GitHub Actions is GitHub’s built-in CI/CD (Continuous Integration/Continuous Deployment) system — it runs automated workflows triggered by events in your repository. Here is a clear explanation of what it does and how to use it practically.
What CI/CD Actually Means
Continuous Integration: every time code is pushed, automatically run tests to verify nothing is broken. Continuous Deployment: when tests pass on the main branch, automatically deploy the updated code to production. GitHub Actions automates both. Without it, you rely on developers remembering to run tests and manually deploying — which breaks down at scale and introduces human error.
A Basic Workflow
name: Test and Deploy
on:
push:
branches: [main]
pull_request:
branches: [main]
jobs:
test:
runs-on: ubuntu-latest
steps:
- uses: actions/checkout@v4
- uses: actions/setup-node@v4
with:
node-version: '20'
- run: npm ci
- run: npm test
deploy:
needs: test
runs-on: ubuntu-latest
if: github.ref == 'refs/heads/main'
steps:
- uses: actions/checkout@v4
- run: ./deploy.sh
env:
SERVER_KEY: ${{ secrets.SERVER_KEY }}
Key Concepts
Triggers (on:): push, pull_request, schedule (cron), workflow_dispatch (manual).

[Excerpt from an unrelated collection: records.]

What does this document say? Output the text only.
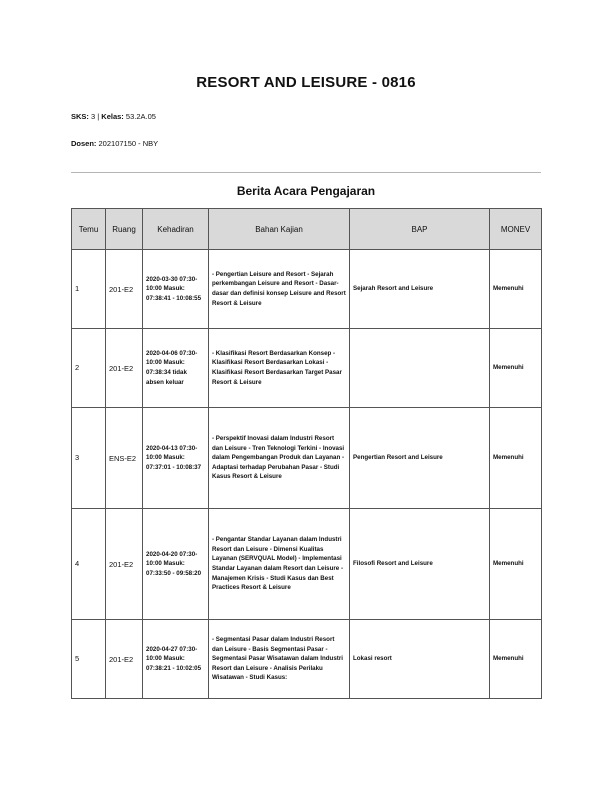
RESORT AND LEISURE - 0816
SKS: 3 | Kelas: 53.2A.05
Dosen: 202107150 - NBY
Berita Acara Pengajaran
Temu	Ruang	Kehadiran	Bahan Kajian	BAP	MONEV
1	201-E2	2020-03-30 07:30-10:00 Masuk: 07:38:41 - 10:08:55	- Pengertian Leisure and Resort - Sejarah perkembangan Leisure and Resort - Dasar-dasar dan definisi konsep Leisure and Resort Resort & Leisure	Sejarah Resort and Leisure	Memenuhi
2	201-E2	2020-04-06 07:30-10:00 Masuk: 07:38:34 tidak absen keluar	- Klasifikasi Resort Berdasarkan Konsep - Klasifikasi Resort Berdasarkan Lokasi - Klasifikasi Resort Berdasarkan Target Pasar Resort & Leisure		Memenuhi
3	ENS-E2	2020-04-13 07:30-10:00 Masuk: 07:37:01 - 10:08:37	- Perspektif Inovasi dalam Industri Resort dan Leisure - Tren Teknologi Terkini - Inovasi dalam Pengembangan Produk dan Layanan - Adaptasi terhadap Perubahan Pasar - Studi Kasus Resort & Leisure	Pengertian Resort and Leisure	Memenuhi
4	201-E2	2020-04-20 07:30-10:00 Masuk: 07:33:50 - 09:58:20	- Pengantar Standar Layanan dalam Industri Resort dan Leisure - Dimensi Kualitas Layanan (SERVQUAL Model) - Implementasi Standar Layanan dalam Resort dan Leisure - Manajemen Krisis - Studi Kasus dan Best Practices Resort & Leisure	Filosofi Resort and Leisure	Memenuhi
5	201-E2	2020-04-27 07:30-10:00 Masuk: 07:38:21 - 10:02:05	- Segmentasi Pasar dalam Industri Resort dan Leisure - Basis Segmentasi Pasar - Segmentasi Pasar Wisatawan dalam Industri Resort dan Leisure - Analisis Perilaku Wisatawan - Studi Kasus:	Lokasi resort	Memenuhi
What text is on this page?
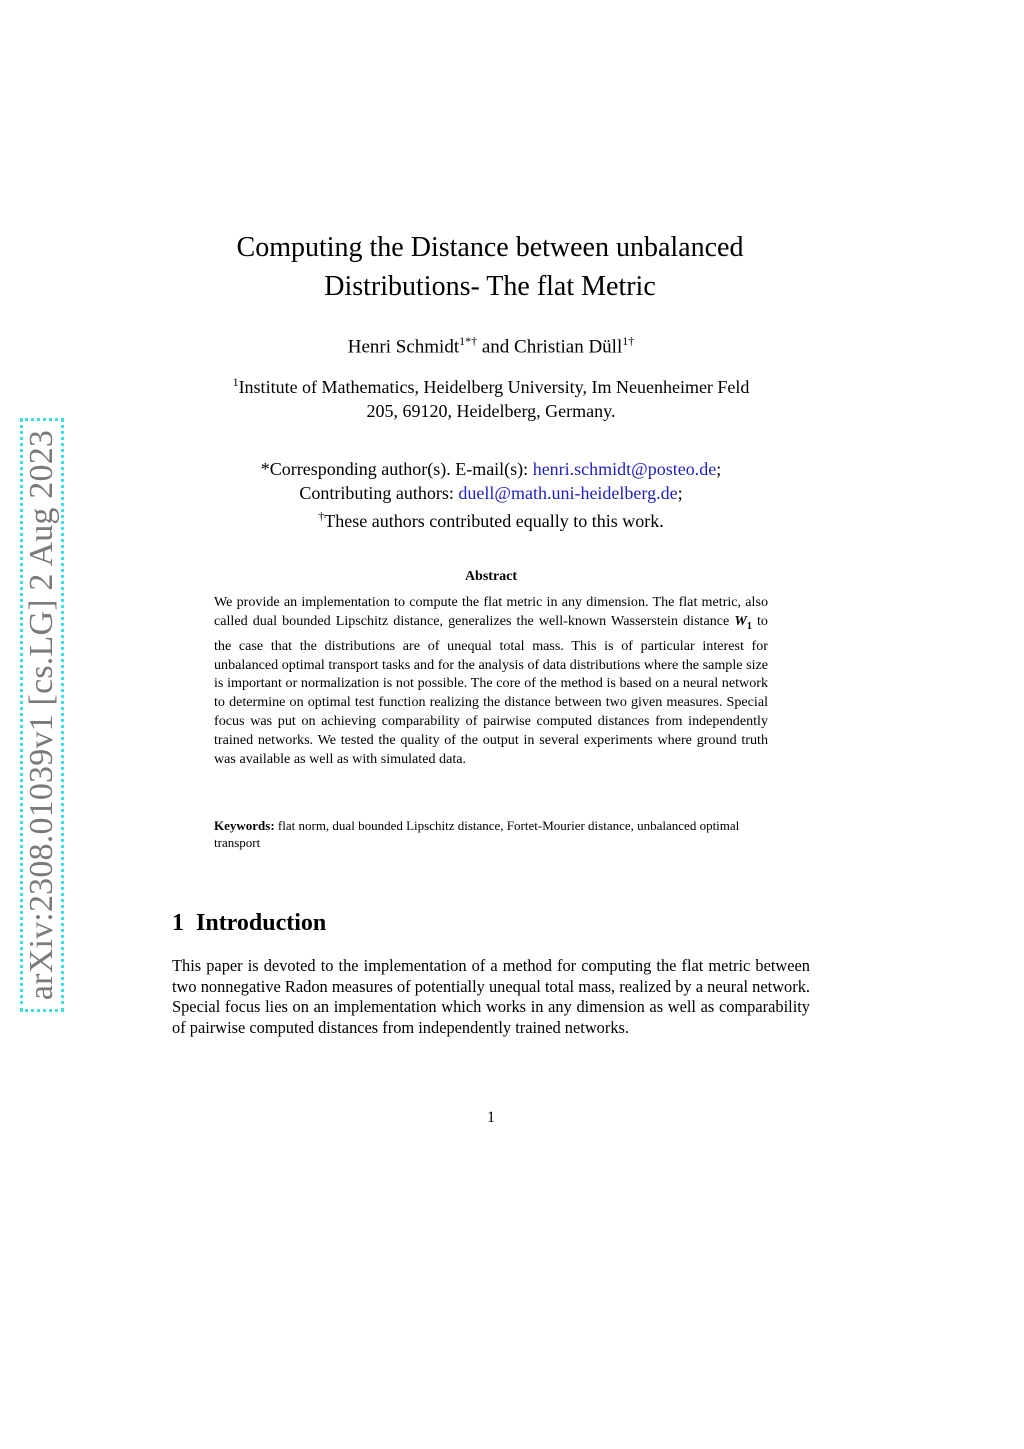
arXiv:2308.01039v1 [cs.LG] 2 Aug 2023
Computing the Distance between unbalanced
Distributions- The flat Metric

Henri Schmidt$^{1*\dagger}$ and Christian Düll$^{1\dagger}$

$^1$Institute of Mathematics, Heidelberg University, Im Neuenheimer Feld
205, 69120, Heidelberg, Germany.

*Corresponding author(s). E-mail(s): henri.schmidt@posteo.de;
Contributing authors: duell@math.uni-heidelberg.de;
†These authors contributed equally to this work.

Abstract

We provide an implementation to compute the flat metric in any dimension. The flat metric, also called dual bounded Lipschitz distance, generalizes the well-known Wasserstein distance $W_1$ to the case that the distributions are of unequal total mass. This is of particular interest for unbalanced optimal transport tasks and for the analysis of data distributions where the sample size is important or normalization is not possible. The core of the method is based on a neural network to determine on optimal test function realizing the distance between two given measures. Special focus was put on achieving comparability of pairwise computed distances from independently trained networks. We tested the quality of the output in several experiments where ground truth was available as well as with simulated data.

Keywords: flat norm, dual bounded Lipschitz distance, Fortet-Mourier distance, unbalanced optimal transport

1 Introduction

This paper is devoted to the implementation of a method for computing the flat metric between two nonnegative Radon measures of potentially unequal total mass, realized by a neural network. Special focus lies on an implementation which works in any dimension as well as comparability of pairwise computed distances from independently trained networks.

1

Jobs: independent units that run in parallel by default; use needs: for sequential dependencies. Steps: individual commands within a job. Actions: reusable steps from the GitHub Marketplace (actions/checkout, actions/setup-python, etc.). Secrets: store API keys and credentials in repository secrets, access them via ${{ secrets.KEY_NAME }}.

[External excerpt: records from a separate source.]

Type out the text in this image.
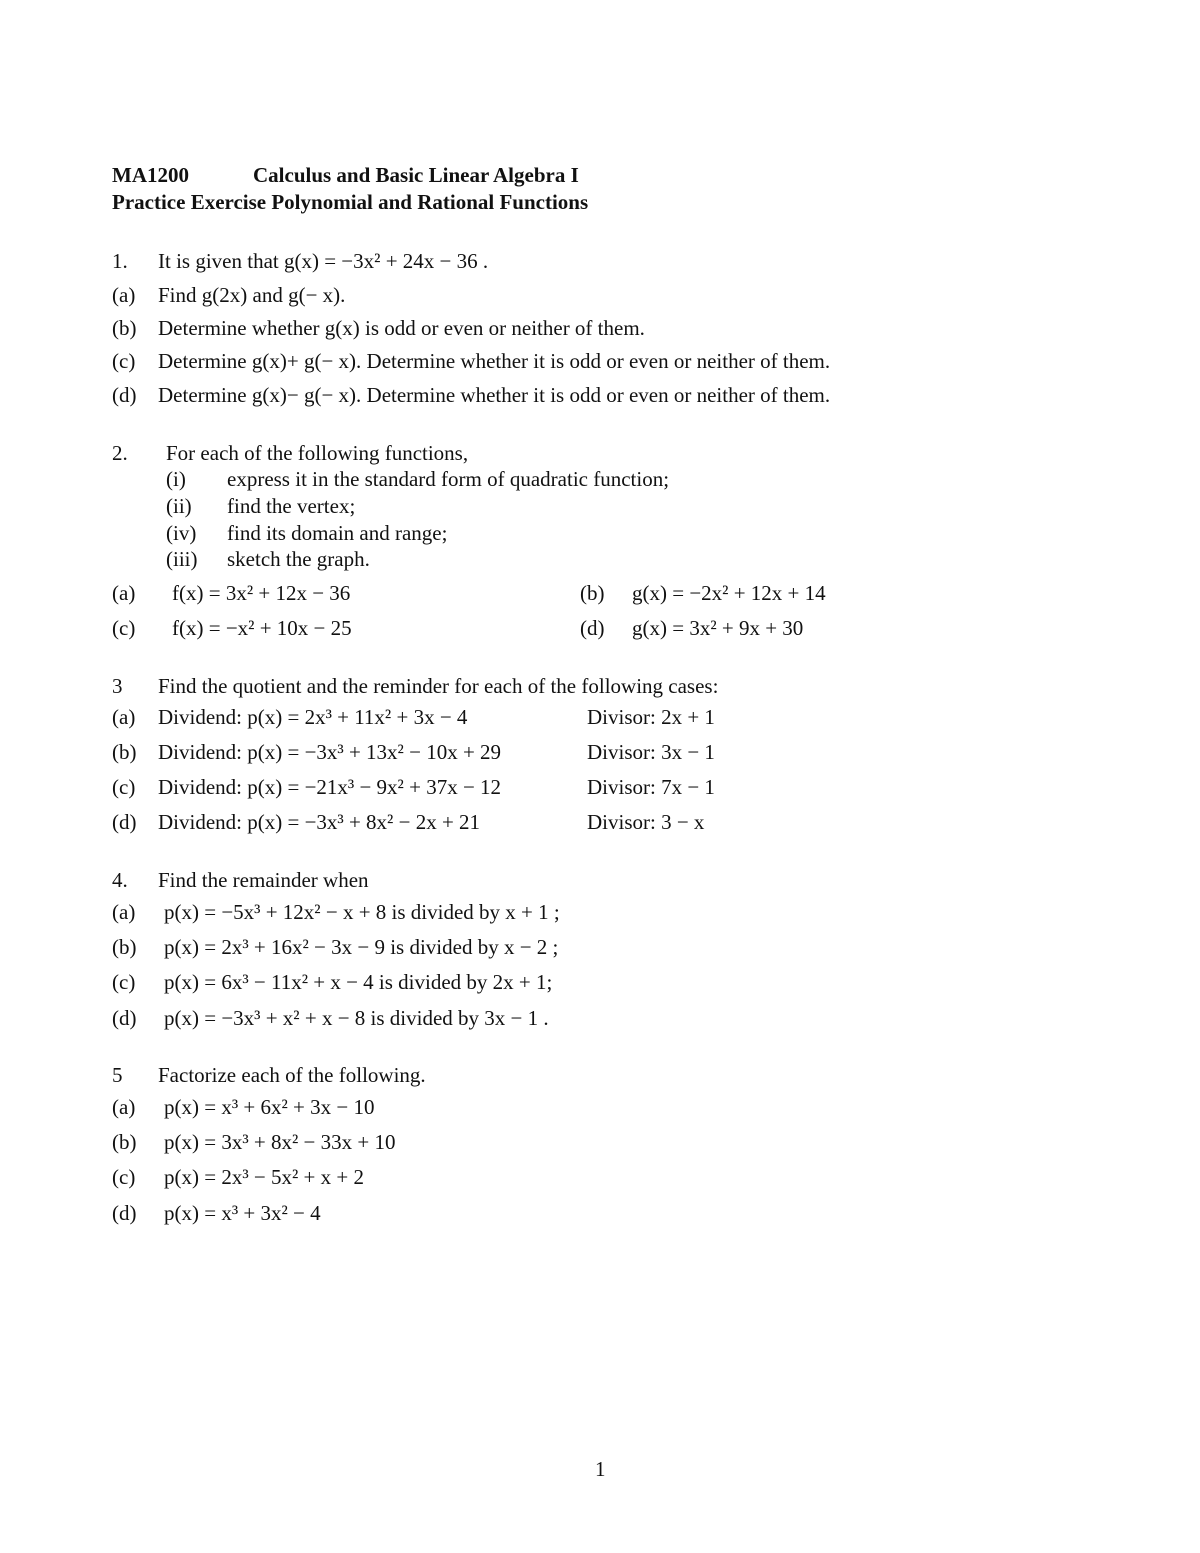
MA1200	Calculus and Basic Linear Algebra I
Practice Exercise Polynomial and Rational Functions
1. It is given that g(x) = −3x² + 24x − 36 .
(a) Find g(2x) and g(− x).
(b) Determine whether g(x) is odd or even or neither of them.
(c) Determine g(x)+ g(− x). Determine whether it is odd or even or neither of them.
(d) Determine g(x)− g(− x). Determine whether it is odd or even or neither of them.
2. For each of the following functions,
(i) express it in the standard form of quadratic function;
(ii) find the vertex;
(iv) find its domain and range;
(iii) sketch the graph.
(a) f(x) = 3x² + 12x − 36	(b) g(x) = −2x² + 12x + 14
(c) f(x) = −x² + 10x − 25	(d) g(x) = 3x² + 9x + 30
3 Find the quotient and the reminder for each of the following cases:
(a) Dividend: p(x) = 2x³ + 11x² + 3x − 4	Divisor: 2x + 1
(b) Dividend: p(x) = −3x³ + 13x² − 10x + 29	Divisor: 3x − 1
(c) Dividend: p(x) = −21x³ − 9x² + 37x − 12	Divisor: 7x − 1
(d) Dividend: p(x) = −3x³ + 8x² − 2x + 21	Divisor: 3 − x
4. Find the remainder when
(a) p(x) = −5x³ + 12x² − x + 8 is divided by x + 1 ;
(b) p(x) = 2x³ + 16x² − 3x − 9 is divided by x − 2 ;
(c) p(x) = 6x³ − 11x² + x − 4 is divided by 2x + 1;
(d) p(x) = −3x³ + x² + x − 8 is divided by 3x − 1 .
5 Factorize each of the following.
(a) p(x) = x³ + 6x² + 3x − 10
(b) p(x) = 3x³ + 8x² − 33x + 10
(c) p(x) = 2x³ − 5x² + x + 2
(d) p(x) = x³ + 3x² − 4
1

Practical Uses Beyond Testing
Automatically publish npm packages on tag push. Run database migrations before deployment. Build and push Docker images. Send Slack notifications on deployment. Generate and publish documentation. Run security scans (Dependabot, CodeQL). These are all standard uses of GitHub Actions in professional development workflows.